Fig. 1. The Digital Scholar
Martin Weller’s Digital Scholar becomes the basis for H818 – The Networked Practitioner
This new e-learning module from the Open University uses Martin Weller’s book The Digital Scholar is part of a wide range of open access material used for the module and Martin is one of the authors of the module content.
Chapter 1 – Read it here on the Bloomsbury website
Over the last couple of years I have said how much I would like to ‘return’ to the traditional approach to graduate and postgraduate learning – you read a book from cover to cover and share your thinking on this with fellow students and your tutor – perhaps also a subject related student society.
Why know it if it works?
Fig. 2. The backbone of H810 Accessible Online Learning is Jane Seale’s 2006 Book.

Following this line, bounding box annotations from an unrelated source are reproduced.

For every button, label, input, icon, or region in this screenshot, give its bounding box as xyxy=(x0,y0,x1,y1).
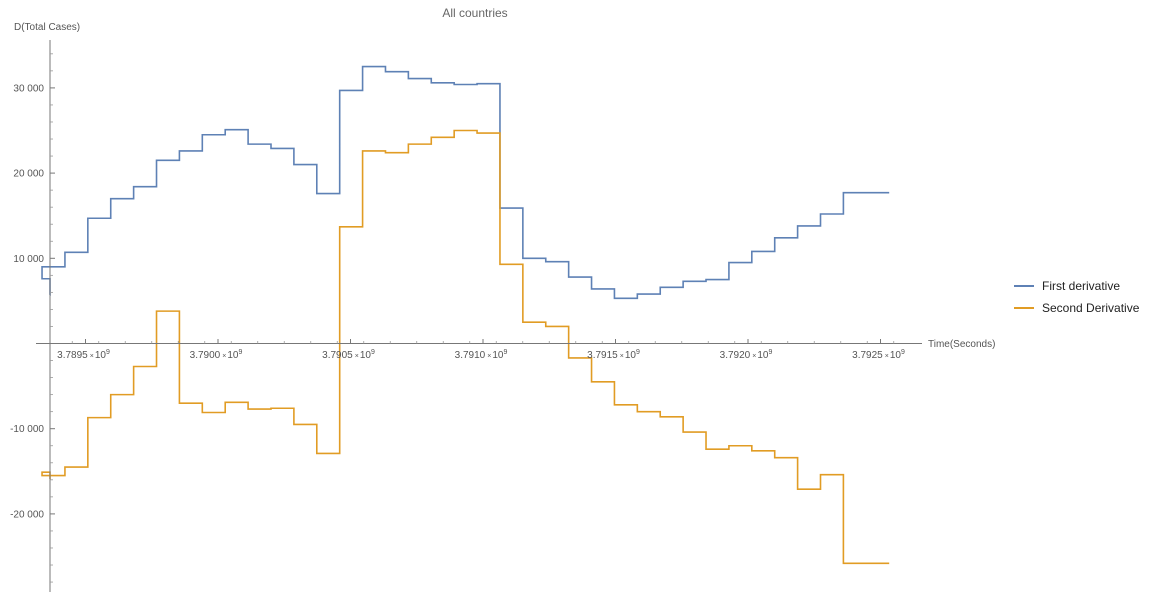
x-tick-times: × xyxy=(487,353,491,360)
x-tick-times: × xyxy=(885,353,889,360)
y-tick-label: 20 000 xyxy=(13,169,44,180)
x-tick-base: 10 xyxy=(625,350,637,361)
x-tick-times: × xyxy=(222,353,226,360)
x-tick-base: 10 xyxy=(227,350,239,361)
x-tick-label: 3.7925 ×109 xyxy=(852,349,905,361)
x-tick-mantissa: 3.7905 xyxy=(322,350,353,361)
y-tick-label: 10 000 xyxy=(13,254,44,265)
y-axis-label: D(Total Cases) xyxy=(14,22,80,33)
legend-item-second-derivative: Second Derivative xyxy=(1014,301,1140,315)
series-line-second-derivative xyxy=(41,129,890,565)
x-tick-label: 3.7915 ×109 xyxy=(587,349,640,361)
x-tick-mantissa: 3.7895 xyxy=(57,350,88,361)
x-tick-label: 3.7900 ×109 xyxy=(190,349,243,361)
chart-title: All countries xyxy=(442,6,507,20)
x-tick-times: × xyxy=(752,353,756,360)
x-tick-exponent: 9 xyxy=(768,349,772,356)
x-tick-label: 3.7920 ×109 xyxy=(720,349,773,361)
x-tick-base: 10 xyxy=(757,350,769,361)
x-tick-exponent: 9 xyxy=(371,349,375,356)
series-line-first-derivative xyxy=(41,65,890,300)
x-tick-times: × xyxy=(620,353,624,360)
x-tick-label: 3.7895 ×109 xyxy=(57,349,110,361)
x-tick-mantissa: 3.7900 xyxy=(190,350,221,361)
x-tick-mantissa: 3.7910 xyxy=(455,350,486,361)
x-tick-mantissa: 3.7920 xyxy=(720,350,751,361)
x-tick-mantissa: 3.7915 xyxy=(587,350,618,361)
x-tick-base: 10 xyxy=(492,350,504,361)
x-tick-base: 10 xyxy=(890,350,902,361)
x-tick-exponent: 9 xyxy=(636,349,640,356)
legend: First derivative Second Derivative xyxy=(1014,279,1140,315)
x-tick-exponent: 9 xyxy=(106,349,110,356)
legend-label-second-derivative: Second Derivative xyxy=(1042,301,1140,315)
x-tick-exponent: 9 xyxy=(901,349,905,356)
x-axis-label: Time(Seconds) xyxy=(928,339,995,350)
x-tick-label: 3.7910 ×109 xyxy=(455,349,508,361)
legend-label-first-derivative: First derivative xyxy=(1042,279,1120,293)
x-tick-times: × xyxy=(355,353,359,360)
y-tick-label: -20 000 xyxy=(10,509,44,520)
x-tick-base: 10 xyxy=(360,350,372,361)
x-tick-times: × xyxy=(90,353,94,360)
x-tick-mantissa: 3.7925 xyxy=(852,350,883,361)
x-tick-base: 10 xyxy=(95,350,107,361)
y-tick-label: 30 000 xyxy=(13,83,44,94)
legend-item-first-derivative: First derivative xyxy=(1014,279,1120,293)
y-tick-label: -10 000 xyxy=(10,424,44,435)
x-tick-exponent: 9 xyxy=(238,349,242,356)
x-tick-exponent: 9 xyxy=(503,349,507,356)
x-tick-label: 3.7905 ×109 xyxy=(322,349,375,361)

Where the author has a voice and authority, writes well and in a narrative form, it makes for an easier learning journey – having read the Digital Scholar participants will find this is the case.

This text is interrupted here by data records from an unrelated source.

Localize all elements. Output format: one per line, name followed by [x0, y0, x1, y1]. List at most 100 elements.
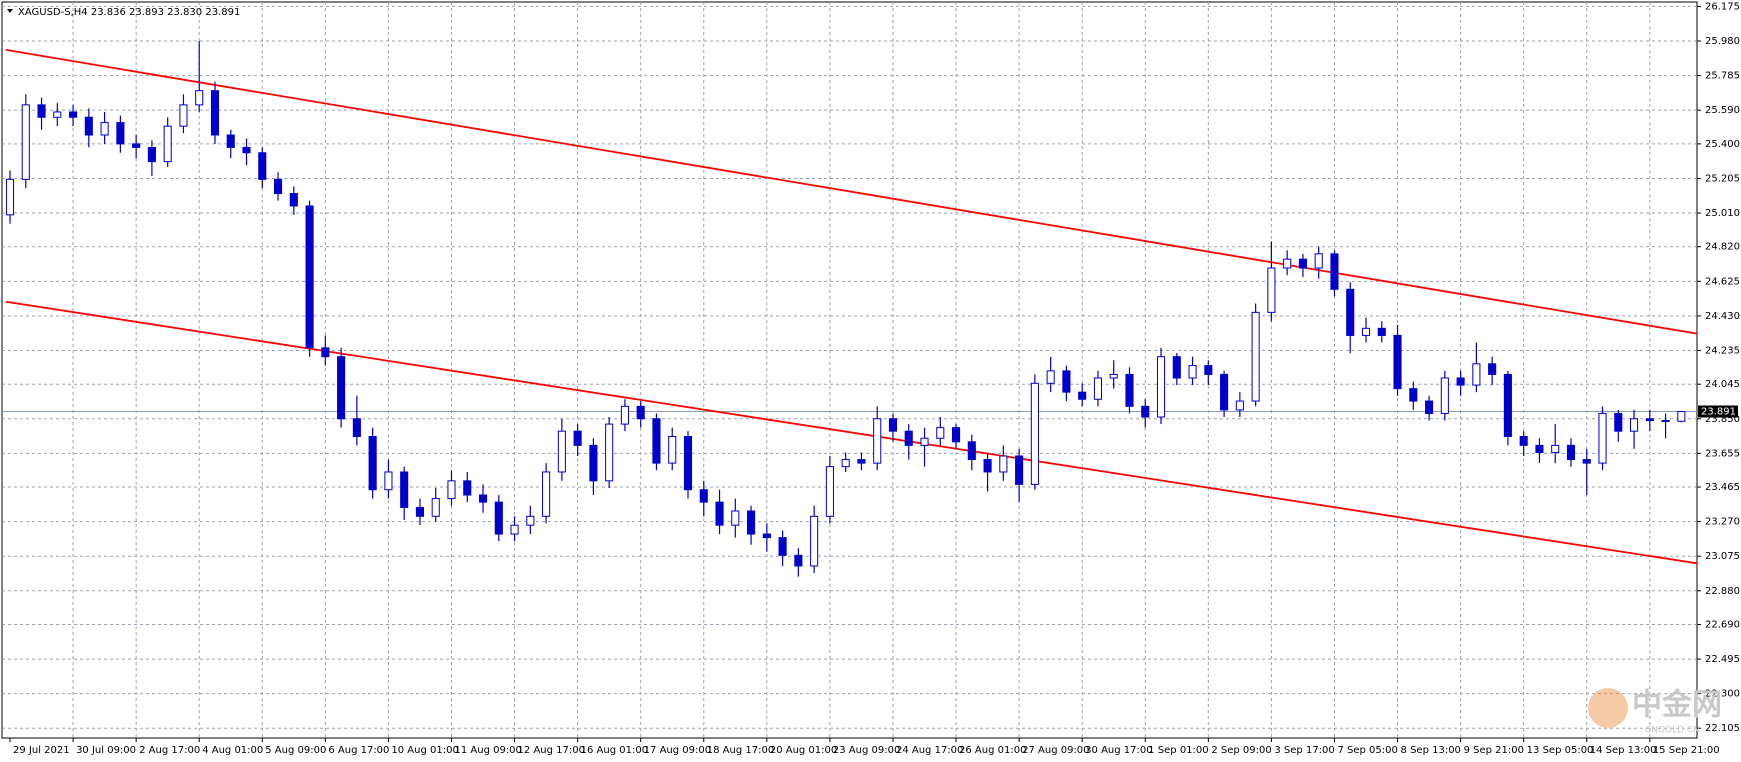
candle-body: [147, 146, 156, 163]
x-tick-label: 12 Aug 17:00: [518, 745, 585, 756]
candle-body: [368, 436, 377, 491]
plot-frame: [1, 1, 1698, 739]
candle-body: [1472, 363, 1481, 386]
candle-body: [1456, 377, 1465, 386]
x-tick-label: 4 Aug 01:00: [202, 745, 263, 756]
candle-body: [857, 459, 866, 464]
candle-body: [273, 178, 283, 195]
y-tick-label: 23.270: [1705, 517, 1740, 528]
candle-body: [305, 205, 314, 349]
candle-body: [116, 122, 125, 145]
candle-body: [542, 471, 551, 517]
candle-body: [431, 498, 440, 517]
candle-body: [888, 418, 898, 432]
candle-body: [447, 480, 456, 500]
candle-body: [384, 471, 393, 491]
candle-body: [226, 134, 235, 148]
candle-body: [1346, 288, 1355, 336]
last-price-box: [1698, 405, 1738, 418]
y-tick-label: 24.625: [1705, 276, 1740, 287]
candle-body: [731, 510, 740, 526]
candle-body: [1535, 444, 1544, 453]
candle-body: [1440, 377, 1449, 414]
candle-body: [1645, 418, 1654, 422]
y-tick-label: 25.785: [1705, 71, 1740, 82]
y-tick-label: 23.465: [1705, 482, 1740, 493]
x-tick-label: 11 Aug 09:00: [454, 745, 521, 756]
chart-title: XAGUSD-S,H4 23.836 23.893 23.830 23.891: [18, 7, 240, 18]
y-tick-label: 24.045: [1705, 379, 1740, 390]
candle-body: [1078, 391, 1087, 400]
candle-body: [1267, 267, 1276, 313]
candle-body: [605, 423, 614, 482]
candle-body: [652, 418, 661, 464]
candle-body: [1141, 405, 1150, 418]
candle-body: [337, 356, 346, 420]
y-tick-label: 22.300: [1705, 689, 1740, 700]
x-tick-label: 17 Aug 09:00: [644, 745, 711, 756]
candle-body: [936, 427, 945, 439]
candle-body: [258, 152, 267, 180]
candle-body: [1125, 373, 1134, 407]
candle-body: [1314, 253, 1323, 269]
trendline: [5, 300, 1698, 565]
candle-body: [573, 430, 582, 446]
x-tick-label: 15 Sep 21:00: [1653, 745, 1720, 756]
candle-body: [778, 537, 787, 556]
candle-body: [683, 436, 693, 491]
candle-body: [1629, 418, 1639, 432]
y-tick-label: 25.010: [1705, 208, 1740, 219]
candle-body: [794, 554, 803, 567]
candle-body: [69, 111, 78, 118]
x-tick-label: 26 Aug 01:00: [959, 745, 1026, 756]
candle-body: [53, 111, 62, 118]
candle-body: [1598, 412, 1607, 464]
candle-body: [1030, 382, 1039, 485]
x-tick-label: 16 Aug 01:00: [581, 745, 648, 756]
candle-body: [983, 459, 992, 473]
candle-body: [589, 444, 598, 482]
candle-body: [321, 347, 330, 358]
candle-body: [1503, 373, 1512, 438]
watermark-sub: CNGOLD.CN: [1645, 726, 1700, 736]
candle-body: [841, 459, 850, 468]
candle-body: [825, 466, 834, 517]
candle-body: [478, 494, 488, 503]
x-tick-label: 5 Aug 09:00: [265, 745, 326, 756]
x-tick-label: 2 Sep 09:00: [1211, 745, 1271, 756]
candle-body: [1677, 410, 1686, 422]
candle-body: [1204, 365, 1213, 375]
candle-body: [1172, 356, 1181, 379]
candle-body: [920, 437, 929, 446]
candle-body: [1188, 365, 1197, 379]
x-tick-label: 14 Sep 13:00: [1590, 745, 1657, 756]
y-tick-label: 25.400: [1705, 139, 1740, 150]
y-tick-label: 23.655: [1705, 448, 1740, 459]
candle-body: [1330, 253, 1339, 290]
y-tick-label: 25.980: [1705, 36, 1740, 47]
candle-body: [210, 90, 220, 136]
candle-body: [242, 146, 251, 154]
candle-body: [1614, 412, 1623, 432]
candle-body: [1582, 459, 1591, 464]
candle-body: [699, 489, 708, 503]
candle-body: [179, 104, 188, 127]
x-tick-label: 2 Aug 17:00: [139, 745, 200, 756]
candle-body: [1062, 370, 1071, 393]
trendline: [5, 48, 1698, 335]
y-tick-label: 23.075: [1705, 551, 1740, 562]
candle-body: [967, 441, 976, 461]
candle-body: [1519, 436, 1528, 446]
x-tick-label: 23 Aug 09:00: [833, 745, 900, 756]
y-tick-label: 24.430: [1705, 311, 1740, 322]
candle-body: [810, 515, 819, 567]
candle-body: [163, 125, 172, 163]
x-tick-label: 30 Jul 09:00: [76, 745, 136, 756]
candle-body: [557, 430, 566, 473]
candle-body: [1220, 373, 1229, 411]
candle-body: [5, 178, 15, 216]
candle-body: [1551, 444, 1560, 453]
candle-body: [415, 506, 425, 517]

As in the creation of a TV series or movie a successful publication has been tested and shows that there is an audience.
The research and aggregation has been done – though I wonder if online exploiting a curated resource would be a better model? That e-learning lends itself to drawing upon multiple nuggets rather than a single gold bar.
There are a couple of caveats related to this tactic:
- Keeping the content refreshed and uptodate. Too often I find myself reading about redundant technologies – the solution is to Google the cited author and see if they have written something more current – often, not surprisingly from an academic, you find they have elaborated or drilled into a topic they have made their own in the last 18 months.
- Lack of variety. Variety is required in learning not simply to avoid the predictable – read this, comment on this, write an assignment based on this … but this single voice may not be to everyone’s liking. Can you get onto their wave length? If not, who and where are the alternative voices?